Perfect Blue
[Title: Perfect Blue]

I discoverd Perfect Blue completely by accident. I had never heard of the film nor the book, and had never seen any images of any of the characters from the film. By pure luck, I happened to see it on the shelf at a video store, and the odd title caught my attention. As I read the back of the videobox, I became highly intrigued. I accidentally grabbed the dubbed version, but I am very thankful that I did, as I believe the film would have lost its initial impact on me had I seen the subtitled version and had the extra task of literally "reading" the film - there is a lot happening visually in Perfect Blue, including the intertextual example below.

Based on the novel by Yoshekazu Takeuchi, the anime film Perfect Blue focuses on the identity crisis of Mima Kirigoe, a Japanese pop idol who leaves the all-girl group Cham to pursue an acting career in Tokyo. Although initially a point of contention between the two managers of her talent agency, Mima's first major acting role is in a new television drama-thriller, "Double Bind." Dream and reality become inextricably intertwined, ultimately resulting in the spectator's own confusion of what is real, what is attributable to Mima's acting, and what is a dream. Adding to Mima's growing paranoia and skepticism, some of the people closest to her are stalked and murdered. Furthermore, someone has posted a fan site on the World Wide Web ("Mima's Room"), which claims to be the first-person account of both mundane and important events in Mima Kirigoe's life and new career; "Mima's Room" posts extremely intimate knowledge of the former idol's actions, habits, and inner thoughts, which also deeply troubles the young entertainer.


Intertextuality

One of the best treasures of Perfect Blue is its reference to the first episode of the original Bubblegum Crisis series. Reminiscent of the three-part upward panning shot of Priss S. Asagiri as she dresses for a concert, Mima is shown wearing a mostly-white dress with a frilly skirt covered by a transparent-white blouse, kneeling in the spotlight, eyes closed, slightly pouting, and arms crossed over her chest before the filming actually begins. In the three-part vertical pan of a standing Priss, the first part of the shot holds and focuses on Priss' thighs and panty-covered crotch; without a cut, a quick upward pan holds and focuses next on her breasts as her hands work behind her back to tie on her strapless bra-like top; again without a cut, another quick vertical pan holds and focuses on her scowling face as her hands continue to fumble with the top's long straps. This three-part panning shot is referenced in Perfect Blue in similar fashion, except that the shot begins with a quick pan from Mima's knees (as she kneels upon the small stage) up to focus on her crotch; after an uncut upward pan, the second part of the shot focuses on her chest, with her arms crossed protectively over her breasts; again after a quick unedited upward pan, the final part of the shot clearly shows Mima's face framed by her bangs and long hair.

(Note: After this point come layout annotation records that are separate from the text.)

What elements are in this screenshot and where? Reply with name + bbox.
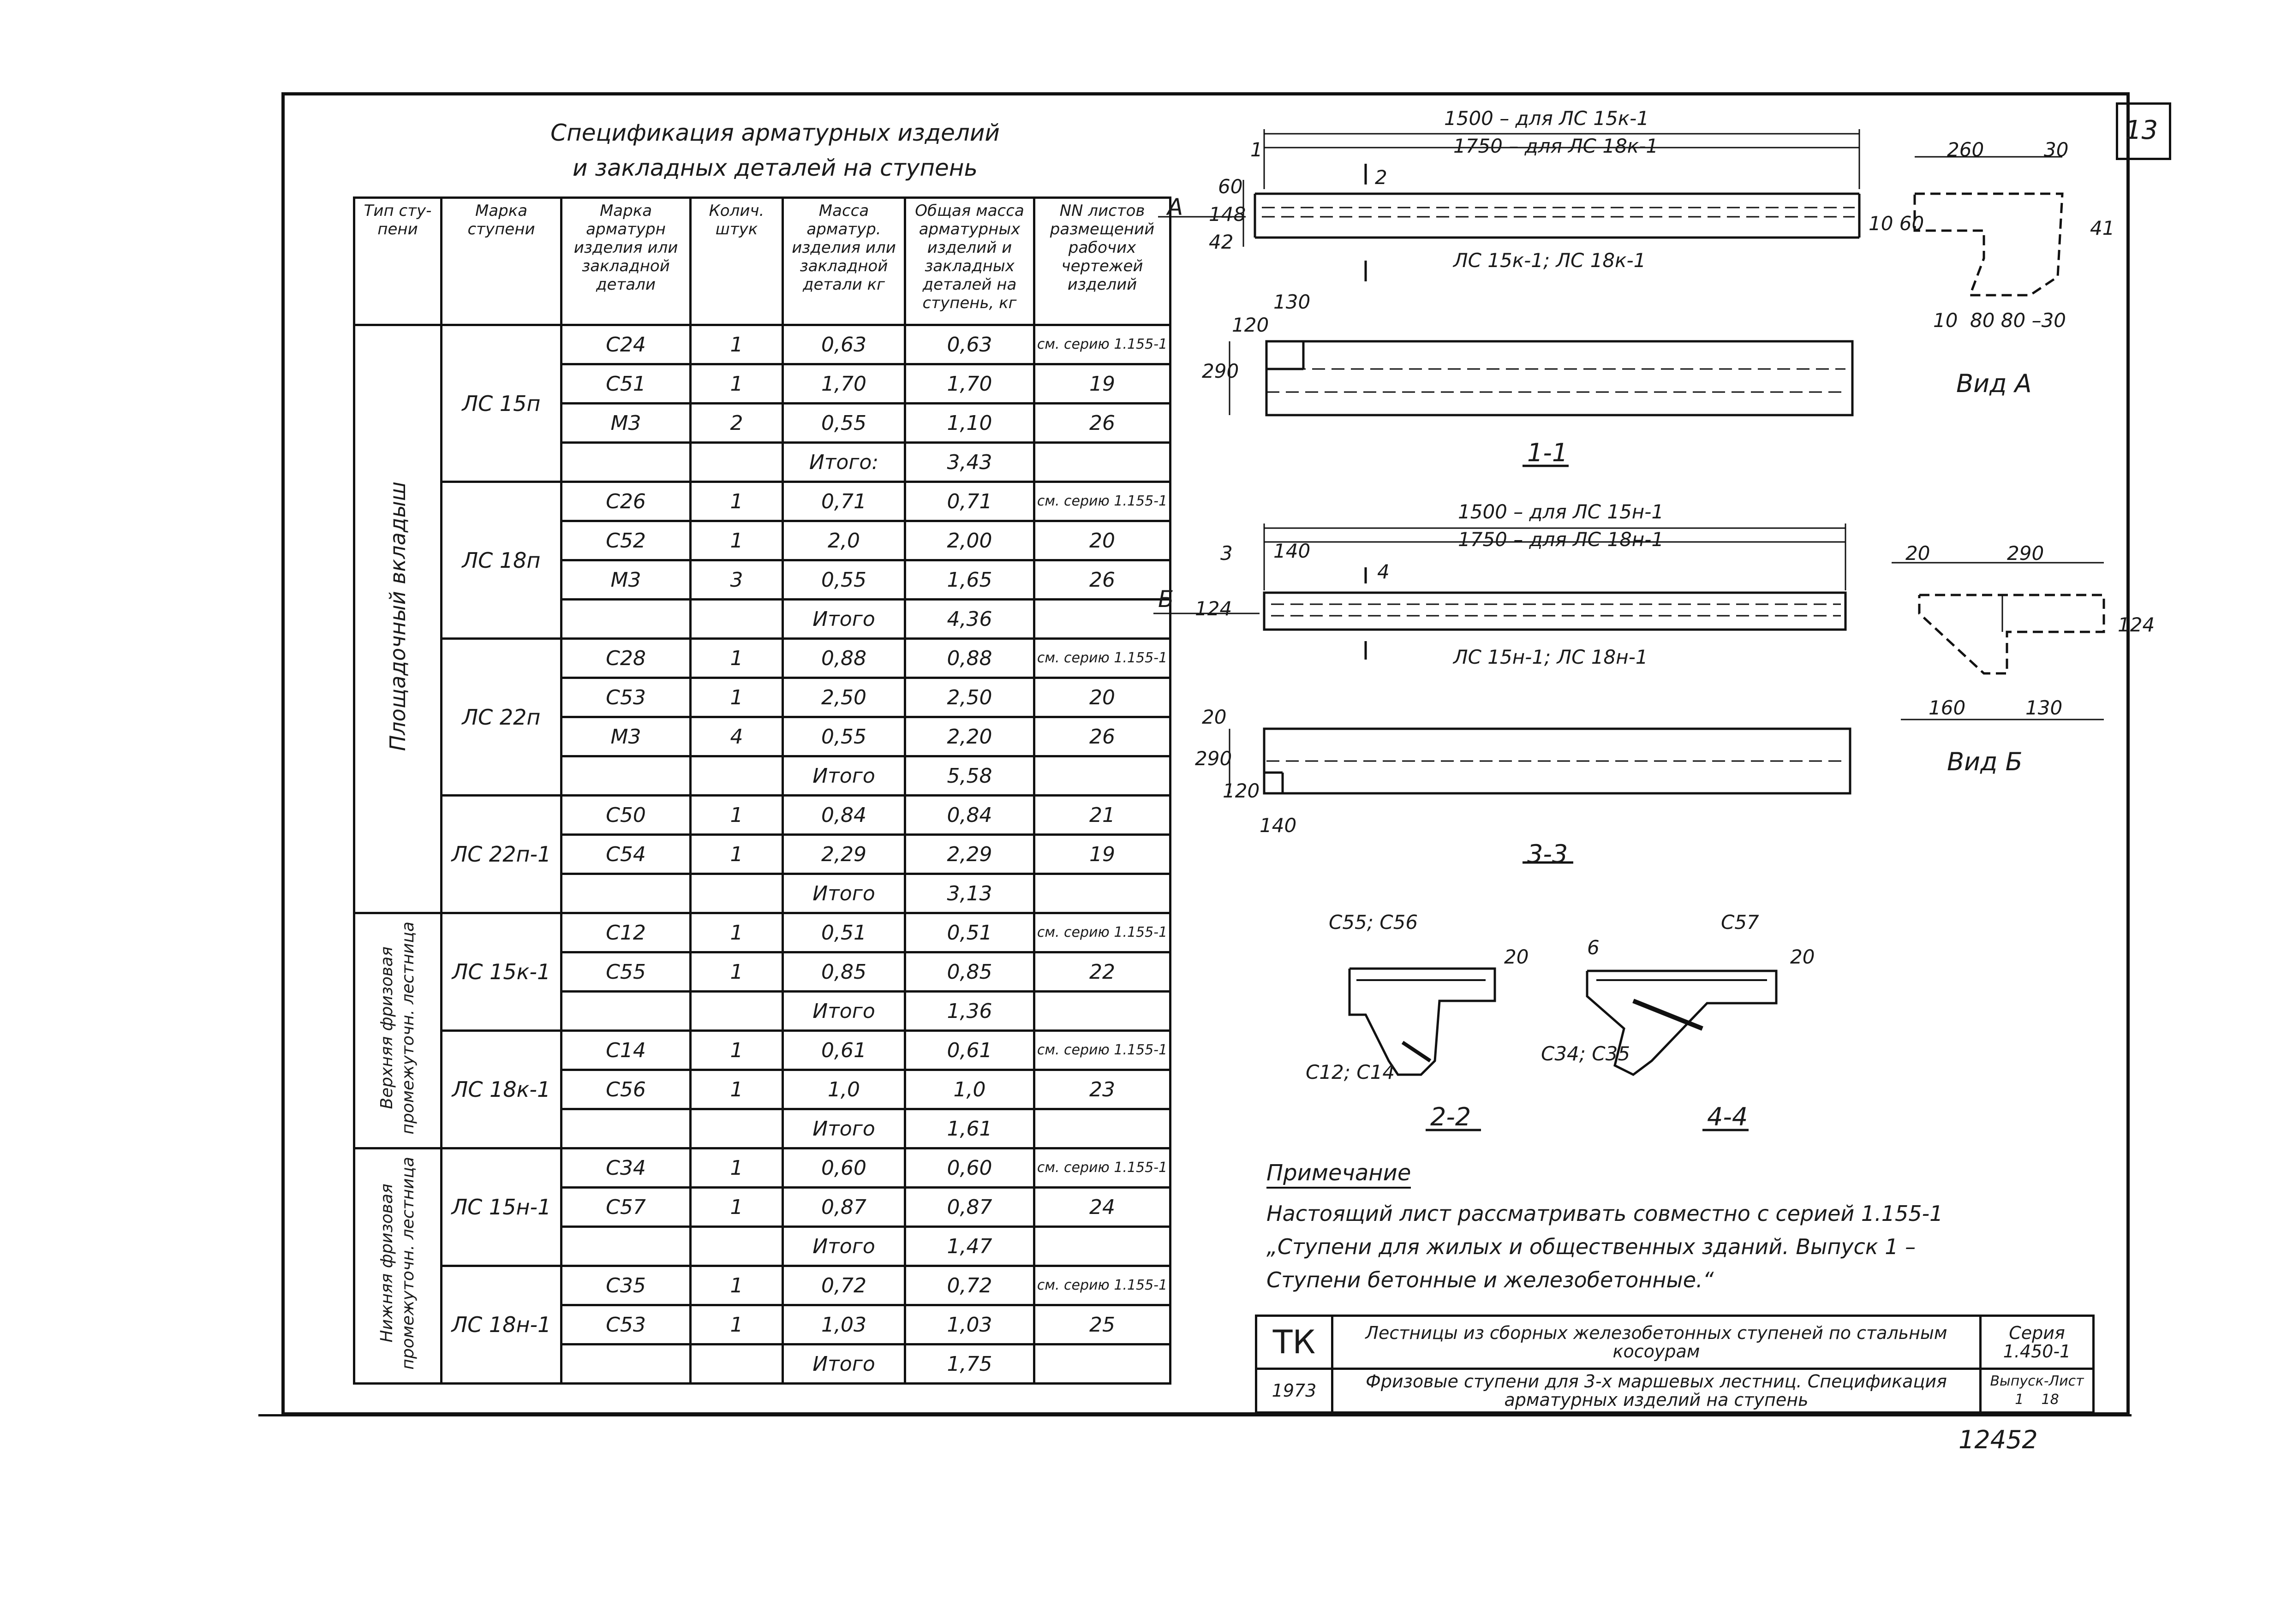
item-sheet: см. серию 1.155-1: [1034, 1031, 1170, 1070]
total-value: 1,36: [905, 992, 1034, 1031]
item-sheet: 21: [1034, 796, 1170, 835]
total-value: 1,61: [905, 1109, 1034, 1148]
dim-120: 120: [1232, 314, 1269, 336]
dim-130-b: 130: [2025, 696, 2063, 719]
item-total: 1,03: [905, 1305, 1034, 1344]
col-header: Общая масса арматурных изделий и закладных деталей на ступень, кг: [905, 198, 1034, 325]
col-header: Марка арматурн изделия или закладной детали: [561, 198, 691, 325]
stamp-title1: Лестницы из сборных железобетонных ступеней по стальным косоурам: [1332, 1316, 1981, 1369]
item-qty: 4: [691, 717, 783, 756]
item-mark: С57: [561, 1188, 691, 1227]
stamp-series-cell: [1981, 1316, 2094, 1369]
stamp-issue: 1: [2015, 1392, 2024, 1408]
item-total: 0,84: [905, 796, 1034, 835]
item-qty: 1: [691, 1188, 783, 1227]
item-sheet: 26: [1034, 560, 1170, 600]
col-header: Масса арматур. изделия или закладной детали кг: [783, 198, 905, 325]
item-qty: 1: [691, 1148, 783, 1188]
step-mark: ЛС 22п-1: [442, 796, 561, 913]
step-mark: ЛС 22п: [442, 639, 561, 796]
item-mass: 0,71: [783, 482, 905, 521]
view-a-title: Вид А: [1956, 369, 2032, 398]
label-c57: С57: [1721, 911, 1759, 934]
item-mark: С14: [561, 1031, 691, 1070]
dim-130: 130: [1273, 291, 1311, 313]
col-header: NN листов размещений рабочих чертежей изделий: [1034, 198, 1170, 325]
item-total: 1,65: [905, 560, 1034, 600]
item-mass: 0,85: [783, 952, 905, 992]
item-mark: С24: [561, 325, 691, 364]
dim-mid-2: 1750 – для ЛС 18н-1: [1458, 528, 1664, 551]
section-3-3: [1230, 729, 1850, 793]
item-sheet: см. серию 1.155-1: [1034, 1266, 1170, 1305]
item-mark: С53: [561, 1305, 691, 1344]
item-mass: 0,51: [783, 913, 905, 952]
item-total: 0,61: [905, 1031, 1034, 1070]
total-label: Итого: [783, 1344, 905, 1384]
item-qty: 1: [691, 521, 783, 560]
item-mark: С50: [561, 796, 691, 835]
item-sheet: 20: [1034, 678, 1170, 717]
dim-124-b: 124: [2118, 613, 2155, 636]
section-3-3-title: 3-3: [1527, 839, 1568, 869]
item-sheet: 24: [1034, 1188, 1170, 1227]
dim-6: 6: [1587, 936, 1600, 959]
item-mark: М3: [561, 717, 691, 756]
item-mass: 0,87: [783, 1188, 905, 1227]
item-qty: 1: [691, 1305, 783, 1344]
item-mass: 0,55: [783, 560, 905, 600]
total-value: 5,58: [905, 756, 1034, 796]
item-mass: 2,50: [783, 678, 905, 717]
stamp-issue-label: Выпуск-Лист: [1990, 1373, 2084, 1389]
item-sheet: см. серию 1.155-1: [1034, 913, 1170, 952]
item-mark: С12: [561, 913, 691, 952]
item-total: 1,70: [905, 364, 1034, 404]
item-mass: 1,70: [783, 364, 905, 404]
item-sheet: 19: [1034, 364, 1170, 404]
item-mass: 0,72: [783, 1266, 905, 1305]
item-mass: 0,55: [783, 404, 905, 443]
item-sheet: см. серию 1.155-1: [1034, 639, 1170, 678]
item-mass: 0,88: [783, 639, 905, 678]
view-a-profile: [1915, 157, 2062, 295]
item-qty: 1: [691, 364, 783, 404]
step-mark: ЛС 15к-1: [442, 913, 561, 1031]
document-number: 12452: [1959, 1425, 2038, 1454]
label-a: А: [1167, 194, 1183, 220]
item-mark: С54: [561, 835, 691, 874]
label-c34: С34; С35: [1541, 1042, 1630, 1065]
total-value: 3,43: [905, 443, 1034, 482]
total-value: 1,47: [905, 1227, 1034, 1266]
dim-4: 4: [1377, 560, 1390, 583]
item-mark: С28: [561, 639, 691, 678]
step-mark: ЛС 18к-1: [442, 1031, 561, 1148]
total-value: 4,36: [905, 600, 1034, 639]
step-mark: ЛС 15п: [442, 325, 561, 482]
item-total: 0,51: [905, 913, 1034, 952]
item-total: 2,50: [905, 678, 1034, 717]
total-value: 1,75: [905, 1344, 1034, 1384]
dim-290: 290: [1202, 360, 1239, 382]
total-label: Итого: [783, 600, 905, 639]
spec-title-line1: Спецификация арматурных изделий: [550, 119, 1000, 146]
item-mass: 0,84: [783, 796, 905, 835]
section-1-1: [1230, 341, 1852, 415]
step-mark: ЛС 18п: [442, 482, 561, 639]
step-mark: ЛС 18н-1: [442, 1266, 561, 1384]
item-qty: 1: [691, 1266, 783, 1305]
item-total: 1,0: [905, 1070, 1034, 1109]
dim-20-d: 20: [1504, 946, 1529, 968]
total-label: Итого: [783, 1109, 905, 1148]
total-label: Итого: [783, 1227, 905, 1266]
dim-mid-1: 1500 – для ЛС 15н-1: [1458, 500, 1664, 523]
dim-top-1: 1500 – для ЛС 15к-1: [1444, 107, 1649, 130]
spec-title-line2: и закладных деталей на ступень: [573, 155, 978, 181]
item-mark: С53: [561, 678, 691, 717]
stamp-series-label: Серия: [2009, 1323, 2065, 1343]
section-4-4-title: 4-4: [1707, 1102, 1748, 1131]
total-label: Итого: [783, 992, 905, 1031]
dim-140-c: 140: [1260, 814, 1297, 837]
dim-290-b: 290: [2007, 542, 2044, 565]
item-mass: 0,61: [783, 1031, 905, 1070]
dim-41: 41: [2090, 217, 2115, 239]
dim-20-b: 20: [1905, 542, 1930, 565]
item-qty: 1: [691, 1070, 783, 1109]
dim-140: 140: [1273, 540, 1311, 562]
view-b-title: Вид Б: [1947, 747, 2023, 776]
item-qty: 1: [691, 325, 783, 364]
item-sheet: 26: [1034, 717, 1170, 756]
item-mark: С55: [561, 952, 691, 992]
label-c12: С12; С14: [1306, 1061, 1395, 1083]
dim-3: 3: [1220, 542, 1233, 565]
item-sheet: см. серию 1.155-1: [1034, 325, 1170, 364]
dim-10: 10: [1933, 309, 1958, 332]
item-qty: 1: [691, 952, 783, 992]
dim-1: 1: [1250, 138, 1263, 161]
section-1-1-title: 1-1: [1527, 438, 1568, 467]
item-mark: С34: [561, 1148, 691, 1188]
item-sheet: 25: [1034, 1305, 1170, 1344]
item-total: 0,63: [905, 325, 1034, 364]
item-qty: 1: [691, 835, 783, 874]
caption-top: ЛС 15к-1; ЛС 18к-1: [1453, 249, 1646, 272]
dim-124: 124: [1195, 597, 1232, 620]
item-total: 2,20: [905, 717, 1034, 756]
total-label: Итого:: [783, 443, 905, 482]
dim-290-c: 290: [1195, 747, 1232, 770]
item-total: 2,00: [905, 521, 1034, 560]
item-qty: 2: [691, 404, 783, 443]
item-mark: С56: [561, 1070, 691, 1109]
stamp-title2: Фризовые ступени для 3-х маршевых лестниц. Спецификация арматурных изделий на ступень: [1332, 1369, 1981, 1413]
item-sheet: 22: [1034, 952, 1170, 992]
dim-30: 30: [2044, 138, 2069, 161]
section-2-2: [1350, 969, 1495, 1075]
dim-20-c: 20: [1202, 706, 1227, 728]
item-qty: 3: [691, 560, 783, 600]
item-total: 0,71: [905, 482, 1034, 521]
item-mass: 1,0: [783, 1070, 905, 1109]
item-qty: 1: [691, 639, 783, 678]
item-qty: 1: [691, 1031, 783, 1070]
item-sheet: 23: [1034, 1070, 1170, 1109]
item-total: 0,60: [905, 1148, 1034, 1188]
dim-top-2: 1750 – для ЛС 18к-1: [1453, 135, 1659, 157]
item-total: 0,85: [905, 952, 1034, 992]
item-sheet: см. серию 1.155-1: [1034, 482, 1170, 521]
item-total: 1,10: [905, 404, 1034, 443]
title-block: [1255, 1315, 2095, 1414]
dim-8080: 80 80 –30: [1970, 309, 2066, 332]
stamp-year: 1973: [1256, 1369, 1332, 1413]
dim-20-e: 20: [1790, 946, 1815, 968]
note-text: Настоящий лист рассматривать совместно с серией 1.155-1 „Ступени для жилых и общественных зданий. Выпуск 1 – Ступени бетонные и железобетонные.“: [1266, 1201, 1943, 1292]
section-2-2-title: 2-2: [1430, 1102, 1471, 1131]
label-b: Б: [1158, 586, 1174, 613]
stamp-org: ТК: [1256, 1316, 1332, 1369]
item-qty: 1: [691, 678, 783, 717]
sheet-number: 13: [2125, 115, 2158, 145]
dim-42: 42: [1209, 231, 1234, 253]
note-heading: Примечание: [1266, 1160, 1411, 1189]
item-mass: 0,55: [783, 717, 905, 756]
item-sheet: 19: [1034, 835, 1170, 874]
item-mass: 1,03: [783, 1305, 905, 1344]
caption-mid: ЛС 15н-1; ЛС 18н-1: [1453, 646, 1648, 668]
item-sheet: 26: [1034, 404, 1170, 443]
item-qty: 1: [691, 482, 783, 521]
stamp-sheet: 18: [2041, 1392, 2059, 1408]
item-mass: 2,29: [783, 835, 905, 874]
col-header: Колич. штук: [691, 198, 783, 325]
item-mark: М3: [561, 560, 691, 600]
total-label: Итого: [783, 874, 905, 913]
item-total: 0,72: [905, 1266, 1034, 1305]
item-sheet: см. серию 1.155-1: [1034, 1148, 1170, 1188]
dim-120-c: 120: [1223, 779, 1260, 802]
item-mass: 0,63: [783, 325, 905, 364]
item-qty: 1: [691, 796, 783, 835]
item-mark: С52: [561, 521, 691, 560]
dim-1060: 10 60: [1869, 212, 1924, 235]
label-c55: С55; С56: [1329, 911, 1418, 934]
dim-160: 160: [1929, 696, 1966, 719]
stamp-issue-cell: [1981, 1369, 2094, 1413]
item-mass: 0,60: [783, 1148, 905, 1188]
item-total: 2,29: [905, 835, 1034, 874]
item-mark: М3: [561, 404, 691, 443]
item-mark: С51: [561, 364, 691, 404]
dim-60: 60: [1218, 175, 1243, 198]
stamp-series: 1.450-1: [2003, 1341, 2071, 1362]
col-header: Марка ступени: [442, 198, 561, 325]
total-label: Итого: [783, 756, 905, 796]
dim-2: 2: [1375, 166, 1387, 189]
item-qty: 1: [691, 913, 783, 952]
item-sheet: 20: [1034, 521, 1170, 560]
step-type: Верхняя фризовая промежуточн. лестница: [377, 922, 418, 1135]
step-type: Нижняя фризовая промежуточн. лестница: [377, 1157, 418, 1370]
item-mark: С35: [561, 1266, 691, 1305]
item-total: 0,88: [905, 639, 1034, 678]
item-mass: 2,0: [783, 521, 905, 560]
dim-148: 148: [1209, 203, 1246, 226]
col-header: Тип сту-пени: [354, 198, 442, 325]
dim-260: 260: [1947, 138, 1984, 161]
step-type: Площадочный вкладыш: [385, 482, 410, 751]
item-total: 0,87: [905, 1188, 1034, 1227]
total-value: 3,13: [905, 874, 1034, 913]
step-mark: ЛС 15н-1: [442, 1148, 561, 1266]
item-mark: С26: [561, 482, 691, 521]
view-b-profile: [1892, 563, 2104, 720]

While Mima's star persona references the three-part vertical panning shot of Priss due to their shared status as entertainment commodities, the three-part vertical panning shot of Mima further stresses both her youth and her vulnerability, two concepts which are forced into the spectator's attention by the combination of the unusual shot, Mima's costume, and the blinding spotlight which shines down upon her (and, momentarily, the actual scene of "Double Bind" which is about to be filmed). Mima's "pinkish-white" skin, while darker than usual given her kneeling position in relation to the source of the shot's lighting, also plays into the importance of Mima's (and her television character's) innocence. Moreover, whereas the vertical pan of Priss in Bubblegum Crisis fragments her anatomy for the purposes of visually enhancing her sexually-charged performance image (brought strongly to the foreground as part of a sequence in which the spectator watches Priss prepare for a concert), Mima's referencing shot fragments her anatomy to "foreshadow" the forthcoming scene of "Double Bind."

[Image of Perfect Blue VHS Cover]


[Image of Cham at their final concert as a trio]
Idol Culture

Although casting off her singing career to pursue acting, Mima is just one of many (pop) idols in anime - other well-known idols include Priss from the Bubblegum Crisis series, the main cast of Idol Project, Lynn Minmay and Yellow Dancer of Robotech, Sharon Apple of Macross Plus, and The Three Starlights from Sailor Moon: Sailor Stars. An understanding of Japan's real-world idol culture can be of tremendous benefit to truly understand the mindset of Mima Kirigoe at the beginning of Perfect Blue.

A good book on Japan's idol culture is Steve McClure's Nippon Pop, published by Tuttle Publishing (1998). McClure not only looks at idol culture's history and genres, but also at the formation of an idol (solo or group) and the attempts to go global. This is very much a "who's who" of recent and current idols in Japan.